Outage Post-Mortem: September 2nd, 2014

Outage Post-Mortem: September 2nd, 2014
On September 2nd, 2014 there was an outage of all Stack Exchange sites (Q&A sites as well as Careers) from 17:20pm to 17:24pm UTC (approximately 4 minutes). This was a cascading failure.
A python script used for monitoring our servers was updated and pushed to the load balancers. The updated script wasn’t tested and it included a syntax error. When the monitoring script crashed due to the syntax error it triggered the abrt system (CentOS’s crash reporting system) which in turn ran the sosreport plugin
About an hour into the crash report creating its archive, it started copying the current state of much of /proc for the report. While this specific step of the crash report was being run, the system became unstable and stopped accepting new TCP connections; we believe this was due to reading some specific data out of /proc/net on a system with such a large number of open connections.
No automatic failover triggered because keepalived was still able to communicate between the two redundant systems, and isn’t configured to monitor HAProxy service health currently.
We have planned the following corrective actions:
- Test scripts before pushing … duh.
- Disable or tune abrt / sosreport on all our machines - sosreport taking 90 minutes to run (and making the system’s critical services unresponsive while it does) means it’s probably not well suited to our load balancers.
- We are going to experiment with changing the health check mechanism that triggers a failover from the machine level to the software level. So instead of just pinging at the machine level, keepalived will be triggered by a failed check of the state of HAProxy. We have been afraid to do this historically due to false positives, but since we have had multiple failures where automated failover has not worked, we want to try a different angle.
- Move websockets to a dedicated set of load balancers (Our sites don’t go down when websockets is down, and websockets is responsible for the majority of concurrent sockets).

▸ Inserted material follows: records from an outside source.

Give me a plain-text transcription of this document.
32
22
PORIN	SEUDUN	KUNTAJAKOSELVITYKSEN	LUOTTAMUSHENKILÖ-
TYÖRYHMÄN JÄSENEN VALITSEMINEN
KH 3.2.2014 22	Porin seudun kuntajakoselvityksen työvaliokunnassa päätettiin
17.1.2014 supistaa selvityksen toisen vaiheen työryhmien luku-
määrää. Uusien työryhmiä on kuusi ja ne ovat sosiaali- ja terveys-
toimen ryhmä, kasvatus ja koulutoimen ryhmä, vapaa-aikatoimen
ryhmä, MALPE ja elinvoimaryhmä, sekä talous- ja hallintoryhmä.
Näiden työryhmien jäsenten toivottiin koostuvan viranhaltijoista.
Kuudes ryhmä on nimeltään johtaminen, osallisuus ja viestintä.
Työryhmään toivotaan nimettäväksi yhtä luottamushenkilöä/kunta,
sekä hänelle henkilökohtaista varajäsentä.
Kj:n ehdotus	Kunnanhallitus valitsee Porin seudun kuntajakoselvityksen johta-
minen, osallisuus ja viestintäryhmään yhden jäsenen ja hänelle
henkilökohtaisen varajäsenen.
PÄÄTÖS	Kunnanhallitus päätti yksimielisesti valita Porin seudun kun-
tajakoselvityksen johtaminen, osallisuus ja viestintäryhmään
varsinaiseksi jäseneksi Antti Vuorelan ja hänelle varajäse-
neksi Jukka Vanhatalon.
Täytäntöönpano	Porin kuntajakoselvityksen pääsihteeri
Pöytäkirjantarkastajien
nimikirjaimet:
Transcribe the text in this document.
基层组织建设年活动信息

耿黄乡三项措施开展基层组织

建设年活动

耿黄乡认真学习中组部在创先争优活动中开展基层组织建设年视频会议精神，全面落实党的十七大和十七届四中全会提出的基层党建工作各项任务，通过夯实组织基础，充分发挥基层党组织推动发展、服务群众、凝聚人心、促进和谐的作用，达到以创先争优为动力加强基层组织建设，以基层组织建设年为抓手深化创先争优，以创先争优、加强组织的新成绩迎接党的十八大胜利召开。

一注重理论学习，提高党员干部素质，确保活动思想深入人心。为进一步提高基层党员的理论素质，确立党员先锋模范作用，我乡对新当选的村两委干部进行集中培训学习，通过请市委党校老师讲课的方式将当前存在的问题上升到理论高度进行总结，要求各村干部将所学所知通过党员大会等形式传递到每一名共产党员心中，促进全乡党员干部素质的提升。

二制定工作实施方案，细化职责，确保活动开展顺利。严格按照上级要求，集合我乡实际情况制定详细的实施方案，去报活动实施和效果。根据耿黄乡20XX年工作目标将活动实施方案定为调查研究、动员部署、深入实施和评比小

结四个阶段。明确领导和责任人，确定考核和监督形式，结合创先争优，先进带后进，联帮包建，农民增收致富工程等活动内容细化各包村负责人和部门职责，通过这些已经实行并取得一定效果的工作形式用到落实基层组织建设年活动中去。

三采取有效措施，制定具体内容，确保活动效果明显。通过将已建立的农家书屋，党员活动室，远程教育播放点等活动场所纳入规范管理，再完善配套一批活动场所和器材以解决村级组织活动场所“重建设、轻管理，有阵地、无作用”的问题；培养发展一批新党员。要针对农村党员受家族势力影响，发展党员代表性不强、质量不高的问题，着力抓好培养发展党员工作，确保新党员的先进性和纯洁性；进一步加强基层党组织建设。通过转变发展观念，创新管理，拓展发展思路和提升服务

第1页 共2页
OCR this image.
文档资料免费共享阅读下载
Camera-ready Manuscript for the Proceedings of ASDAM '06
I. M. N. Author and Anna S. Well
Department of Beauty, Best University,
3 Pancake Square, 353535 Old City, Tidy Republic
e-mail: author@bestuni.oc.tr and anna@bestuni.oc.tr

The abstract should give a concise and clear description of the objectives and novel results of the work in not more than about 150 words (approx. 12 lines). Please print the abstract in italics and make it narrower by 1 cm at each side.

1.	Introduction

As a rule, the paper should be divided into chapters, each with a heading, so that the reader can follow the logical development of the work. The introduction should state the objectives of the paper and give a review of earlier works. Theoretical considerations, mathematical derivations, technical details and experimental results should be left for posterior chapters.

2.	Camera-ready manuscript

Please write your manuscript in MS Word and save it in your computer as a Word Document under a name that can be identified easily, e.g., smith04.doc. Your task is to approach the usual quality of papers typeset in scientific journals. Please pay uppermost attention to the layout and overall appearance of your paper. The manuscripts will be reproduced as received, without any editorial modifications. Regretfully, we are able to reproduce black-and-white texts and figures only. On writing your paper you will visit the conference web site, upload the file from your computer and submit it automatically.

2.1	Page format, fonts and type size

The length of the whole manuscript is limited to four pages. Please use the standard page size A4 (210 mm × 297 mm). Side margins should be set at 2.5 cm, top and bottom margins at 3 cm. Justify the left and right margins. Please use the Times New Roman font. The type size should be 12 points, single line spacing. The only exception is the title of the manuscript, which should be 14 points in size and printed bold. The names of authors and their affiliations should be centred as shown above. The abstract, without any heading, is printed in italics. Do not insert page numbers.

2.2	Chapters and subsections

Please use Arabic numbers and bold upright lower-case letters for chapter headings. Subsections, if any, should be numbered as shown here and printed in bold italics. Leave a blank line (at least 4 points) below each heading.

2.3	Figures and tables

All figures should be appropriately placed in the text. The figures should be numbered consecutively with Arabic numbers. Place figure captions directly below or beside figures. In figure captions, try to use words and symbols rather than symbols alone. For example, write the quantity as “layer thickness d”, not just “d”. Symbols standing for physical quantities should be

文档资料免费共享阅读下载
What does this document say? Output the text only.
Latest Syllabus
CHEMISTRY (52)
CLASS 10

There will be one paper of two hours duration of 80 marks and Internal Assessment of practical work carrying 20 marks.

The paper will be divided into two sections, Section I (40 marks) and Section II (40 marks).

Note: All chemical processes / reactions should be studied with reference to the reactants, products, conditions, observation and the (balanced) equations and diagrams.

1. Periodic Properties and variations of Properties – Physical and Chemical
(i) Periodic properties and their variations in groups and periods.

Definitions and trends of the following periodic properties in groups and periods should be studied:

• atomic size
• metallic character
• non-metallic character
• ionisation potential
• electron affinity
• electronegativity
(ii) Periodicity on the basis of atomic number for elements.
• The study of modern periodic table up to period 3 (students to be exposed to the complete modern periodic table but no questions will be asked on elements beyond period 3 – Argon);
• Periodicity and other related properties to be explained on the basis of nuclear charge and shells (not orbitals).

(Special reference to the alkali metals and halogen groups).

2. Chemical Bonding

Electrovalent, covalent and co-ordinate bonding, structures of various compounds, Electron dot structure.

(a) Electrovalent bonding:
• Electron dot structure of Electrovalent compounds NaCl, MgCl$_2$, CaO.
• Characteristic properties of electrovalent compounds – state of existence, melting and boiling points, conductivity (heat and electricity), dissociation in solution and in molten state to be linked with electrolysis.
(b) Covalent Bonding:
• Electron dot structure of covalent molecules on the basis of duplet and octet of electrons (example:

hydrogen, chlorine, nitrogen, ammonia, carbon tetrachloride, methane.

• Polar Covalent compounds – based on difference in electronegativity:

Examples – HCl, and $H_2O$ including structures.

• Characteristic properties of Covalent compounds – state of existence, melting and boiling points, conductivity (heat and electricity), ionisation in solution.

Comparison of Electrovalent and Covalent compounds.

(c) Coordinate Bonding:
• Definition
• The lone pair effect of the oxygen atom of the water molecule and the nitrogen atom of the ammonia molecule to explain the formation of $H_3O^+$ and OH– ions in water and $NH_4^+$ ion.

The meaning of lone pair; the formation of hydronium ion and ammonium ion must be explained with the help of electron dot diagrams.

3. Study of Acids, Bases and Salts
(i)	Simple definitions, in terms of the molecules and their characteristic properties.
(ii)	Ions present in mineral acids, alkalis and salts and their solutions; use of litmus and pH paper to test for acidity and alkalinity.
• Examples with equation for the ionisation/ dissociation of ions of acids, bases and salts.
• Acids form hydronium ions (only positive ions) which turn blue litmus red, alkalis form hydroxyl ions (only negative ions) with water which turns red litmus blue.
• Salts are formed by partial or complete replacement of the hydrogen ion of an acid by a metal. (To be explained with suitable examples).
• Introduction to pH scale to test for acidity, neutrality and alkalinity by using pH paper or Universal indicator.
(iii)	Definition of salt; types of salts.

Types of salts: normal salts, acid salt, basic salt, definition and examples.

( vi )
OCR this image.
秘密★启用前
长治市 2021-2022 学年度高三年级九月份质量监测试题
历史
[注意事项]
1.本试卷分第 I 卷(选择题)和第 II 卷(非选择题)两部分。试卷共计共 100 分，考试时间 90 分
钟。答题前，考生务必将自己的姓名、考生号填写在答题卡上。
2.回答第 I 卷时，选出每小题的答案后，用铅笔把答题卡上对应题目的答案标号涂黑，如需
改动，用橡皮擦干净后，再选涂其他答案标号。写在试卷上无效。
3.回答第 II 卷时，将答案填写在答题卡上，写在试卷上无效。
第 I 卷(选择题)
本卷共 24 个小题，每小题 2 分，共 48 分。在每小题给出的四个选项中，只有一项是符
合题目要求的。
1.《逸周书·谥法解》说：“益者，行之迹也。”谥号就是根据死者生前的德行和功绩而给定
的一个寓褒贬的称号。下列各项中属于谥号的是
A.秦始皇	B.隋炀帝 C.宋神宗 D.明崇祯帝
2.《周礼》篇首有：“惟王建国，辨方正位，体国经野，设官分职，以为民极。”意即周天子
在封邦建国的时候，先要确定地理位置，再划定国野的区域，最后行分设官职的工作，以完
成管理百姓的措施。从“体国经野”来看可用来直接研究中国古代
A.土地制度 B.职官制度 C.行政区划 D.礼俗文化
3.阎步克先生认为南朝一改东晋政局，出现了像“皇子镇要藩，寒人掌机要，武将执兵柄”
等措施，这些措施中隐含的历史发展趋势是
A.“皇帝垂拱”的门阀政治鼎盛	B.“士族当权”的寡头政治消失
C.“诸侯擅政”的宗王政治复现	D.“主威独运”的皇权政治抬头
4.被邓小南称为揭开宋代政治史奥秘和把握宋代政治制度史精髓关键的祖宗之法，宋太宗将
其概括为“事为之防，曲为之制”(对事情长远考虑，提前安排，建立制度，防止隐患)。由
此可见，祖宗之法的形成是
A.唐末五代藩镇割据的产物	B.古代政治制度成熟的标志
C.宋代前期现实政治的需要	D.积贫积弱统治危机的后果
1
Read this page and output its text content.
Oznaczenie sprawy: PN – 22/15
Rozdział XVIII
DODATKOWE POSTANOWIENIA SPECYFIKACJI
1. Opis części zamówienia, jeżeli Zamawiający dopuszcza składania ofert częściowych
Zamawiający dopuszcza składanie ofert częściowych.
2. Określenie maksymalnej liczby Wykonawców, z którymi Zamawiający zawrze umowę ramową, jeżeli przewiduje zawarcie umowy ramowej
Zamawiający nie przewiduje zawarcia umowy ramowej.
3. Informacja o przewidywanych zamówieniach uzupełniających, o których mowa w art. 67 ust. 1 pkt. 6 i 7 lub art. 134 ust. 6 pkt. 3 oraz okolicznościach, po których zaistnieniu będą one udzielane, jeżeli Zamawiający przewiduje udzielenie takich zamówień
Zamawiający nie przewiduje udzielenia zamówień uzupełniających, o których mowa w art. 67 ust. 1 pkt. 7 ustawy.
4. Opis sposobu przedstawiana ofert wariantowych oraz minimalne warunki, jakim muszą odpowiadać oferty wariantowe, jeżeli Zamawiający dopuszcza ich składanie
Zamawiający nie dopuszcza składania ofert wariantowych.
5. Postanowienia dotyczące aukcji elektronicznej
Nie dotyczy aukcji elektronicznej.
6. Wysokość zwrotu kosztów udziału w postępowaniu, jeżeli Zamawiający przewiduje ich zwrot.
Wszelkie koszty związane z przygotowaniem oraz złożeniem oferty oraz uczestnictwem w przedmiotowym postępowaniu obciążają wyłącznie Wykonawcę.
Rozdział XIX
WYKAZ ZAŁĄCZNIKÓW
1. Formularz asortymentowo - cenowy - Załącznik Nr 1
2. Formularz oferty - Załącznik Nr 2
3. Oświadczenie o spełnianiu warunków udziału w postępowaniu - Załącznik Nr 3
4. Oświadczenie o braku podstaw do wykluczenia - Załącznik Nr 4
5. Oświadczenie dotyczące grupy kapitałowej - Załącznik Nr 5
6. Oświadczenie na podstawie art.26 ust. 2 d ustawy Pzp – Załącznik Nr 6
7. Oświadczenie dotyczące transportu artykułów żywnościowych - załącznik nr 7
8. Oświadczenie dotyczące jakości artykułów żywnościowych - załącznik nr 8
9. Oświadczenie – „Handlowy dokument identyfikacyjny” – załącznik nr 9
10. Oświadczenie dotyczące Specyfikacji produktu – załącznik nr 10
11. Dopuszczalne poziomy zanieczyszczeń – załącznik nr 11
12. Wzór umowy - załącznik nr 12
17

Outage Schedule of Events (UTC Time)
- 16:27:10 New version of monitoring script deployed via puppet
- 16:27:17 First of abort of of the monitoring script on ny-lb05
- 17:19:20 Conntrack starts to decline - 655,320
- 17:19:30 CPU Starts to climb on ny-lb05
- 17:20:11 Stack Overflow down (pingdom)
- 17:20:12 sockets climbing on ny-lb05
- 17:21:25 Conntrack starts to decline - 615,312
- 17:23:50 Conntrack starts to increase - 743,000
- 17:24:05 Keeplived killed (ny-lb05)
- 17:24:11 Stack Overflow up (pingdom)
- September 3, 2014 (3:03 pm)